Occorre inoltre introdurre meccanismi di premialità ambientale: l’accesso alle risorse dovrebbe essere assegnato a chi pesca nel modo più sostenibile e punta sul lavoro, piuttosto che essere elargito indiscriminatamente anche a quanti, nel passato, sono stati artefici del sovrasfruttamento delle risorse. In questo senso va sottolineata l’importanza delle aree protette di pesca (o zone di tutela biologica) come strumento per imprimere una svolta al settore. E in questo senso le misure adottate nella riforma della PCP devono essere indirizzate a dare una prospettiva e un futuro alla pesca, e non ad accompagnarlo ad una sorta di “buona morte” attraverso pratiche di mero ridimensionamento.
Insomma bisogna investire e puntare sul settore della piccola pesca costiera artigianale, il comparto con il minor impatto ambientale, il più alto tasso di occupazione e la migliore integrazione con le politiche di buona gestione del territorio. Eppure questo settore non ha mai conosciuto significativi progetti di promozione e sviluppo che facessero leva sui temi della tracciabilità, della qualità del prodotto, della cosiddetta “filiera corta” e commercializzazione diretta che si stanno sperimentando con successo nel campo agricolo. È fondamentale avviare processi di etichettatura del prodotto, iniziative di promozione in collaborazione con le aree marine protette, esperienze di vendita diretta del pescato a cominciare dal cosiddetto “pesce a miglio zero”. Si tratta di iniziative che renderebbero l’attività della piccola pesca artigianale da un lato più remunerativa, dall’altro più moderna.

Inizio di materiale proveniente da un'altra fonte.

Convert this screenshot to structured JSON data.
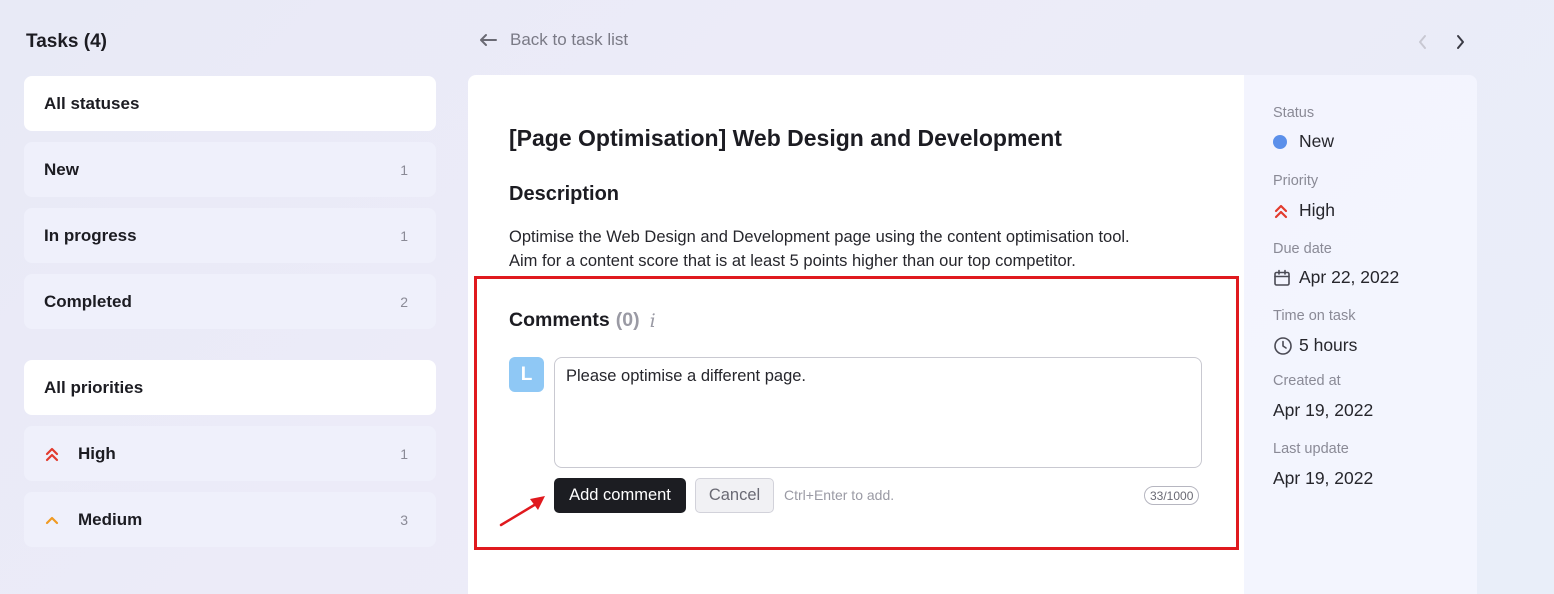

Ecco, queste in sintesi le azioni che potrebbero invertire la rotta della condizione di crisi che vive la pesca regionale, un settore fortemente segnato dalle questioni ambientali, che assuma una volta e per sempre i temi della sostenibilità come precondizione per la crescita e lo sviluppo, che sia in grado di dimenticare termini come “illegalità”, “sovrasfruttamento delle risorse”, “deroghe” e si decida a fare il salto verso la qualità e la modernità. Occorre risolvere i problemi della pesca e dei pescatori per costruire un futuro migliore per pesci e pescatori. E lo strumento da utilizzare è appunto quello dei Piani di gestione locale, nel rispetto dei principi della Direttiva quadro per la strategia marina. I problemi sociali ed economici nel settore della pesca da un lato e il collasso degli stock ittici dall’altro non sono infatti due questioni contrapposte che richiedono soluzioni separate. La soluzione di una è la risposta all’altra.